Flamboyant French Chef Marc Veyrat, who is rarely seen without his black Savoyard hat and cape, has now won the top three-star Michelin rating for three different restaurants over the course of his career. — AFP Photo
The
flamboyant chef, who is rarely seen without his black Savoyard hat and cape,
has now won the top rating for three different restaurants over the course of
his career.
Nine
years after Veyrat was forced to give up cooking after a serious skiing
accident and three after his alpine restaurant La Maison des Bois burned down,
the 67-year-old was back at the summit of French cooking.
Famed
for his highly inventive creations that mix delicate infusions of wild herbs
with hearty traditional Savoyard cooking, Veyrat is one of only two
"new" chefs promoted this year to the elite club who hold three
stars, a source told AFP.
The
self-taught master, who has spent most of his life cooking in his home village
of Manigod 1,600 metres up the Alps near Annecy, has twice been given the
maximum 20 out of 20 score by the rival Gault-Millau guide.
Veyrat,
whose organic alpine vegetable gardens around his restaurant almost make it
self-sufficient, is a pioneer of using wild mountain herbs in broths and
fermentations, and cites the botanist Francois Couplan among his heroes.
Renowned
fish cook Christophe Bacquie of the Castellet Hotel in the Var region of
southeast France was also awarded a third star for the first time.
Perfumed cream of
kaffir lime
The
45-year-old is best known for his Mediterranean-influenced recipes, including
John Dory, crab and caviar served in a perfumed cream of kaffir lime, and
whiting in a butter moose swimming in a reduction of chicken and truffle with
truffled mashed potatoes.
Only
a tiny club of 28 chefs hold three stars from the Michelin guide, the bible of
French gastronomy.
Last
week for the first time the Michelin allowed a top French restaurant to bow out
of its listings after its chef said he no longer wanted to work under the
"huge pressure" of being judged by its inspectors.
Sebastien
Bras’ Le Suquet restaurant in the rural Aveyron region had held the maximum
three-star rating for 18 years.
This
year the guide is launching a mentoring scheme led by Anne-Sophie Pic, the only
woman at the head of a three-star restaurant in France, to help chefs cope with
the pressure Michelin stars bring.
"It
is a great boost to get a star," Pic said, "but there is also extra
pressure as well as the fear of losing it. It can be a steamroller.
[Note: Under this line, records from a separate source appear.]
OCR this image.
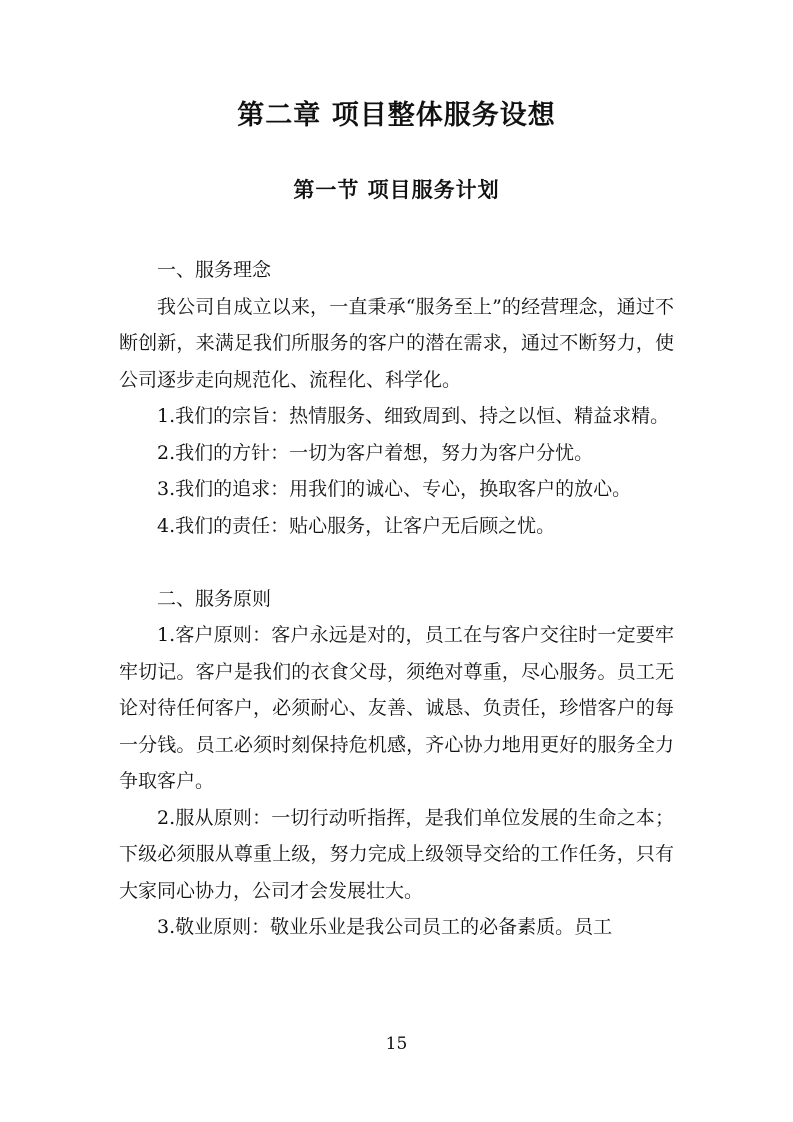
第二章 项目整体服务设想
第一节 项目服务计划

一、服务理念

我公司自成立以来，一直秉承“服务至上”的经营理念，通过不断创新，来满足我们所服务的客户的潜在需求，通过不断努力，使公司逐步走向规范化、流程化、科学化。

1.我们的宗旨：热情服务、细致周到、持之以恒、精益求精。

2.我们的方针：一切为客户着想，努力为客户分忧。

3.我们的追求：用我们的诚心、专心，换取客户的放心。

4.我们的责任：贴心服务，让客户无后顾之忧。

二、服务原则

1.客户原则：客户永远是对的，员工在与客户交往时一定要牢牢切记。客户是我们的衣食父母，须绝对尊重，尽心服务。员工无论对待任何客户，必须耐心、友善、诚恳、负责任，珍惜客户的每一分钱。员工必须时刻保持危机感，齐心协力地用更好的服务全力争取客户。

2.服从原则：一切行动听指挥，是我们单位发展的生命之本；下级必须服从尊重上级，努力完成上级领导交给的工作任务，只有大家同心协力，公司才会发展壮大。

3.敬业原则：敬业乐业是我公司员工的必备素质。员工

15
With more and
more people wanting to book a table at your restaurant, their expectations also
rise."
The
2018 Michelin rankings were to be unveiled at a press conference at a Paris
theatre later Monday.
However,
the organisers have already said more foreign-born chefs will number in its
ranks and that five more stars have been rewarded than last year.
The
full Michelin guide for France, whose ratings are based on usually two or three
visits by anonymous inspectors, will be published on Friday.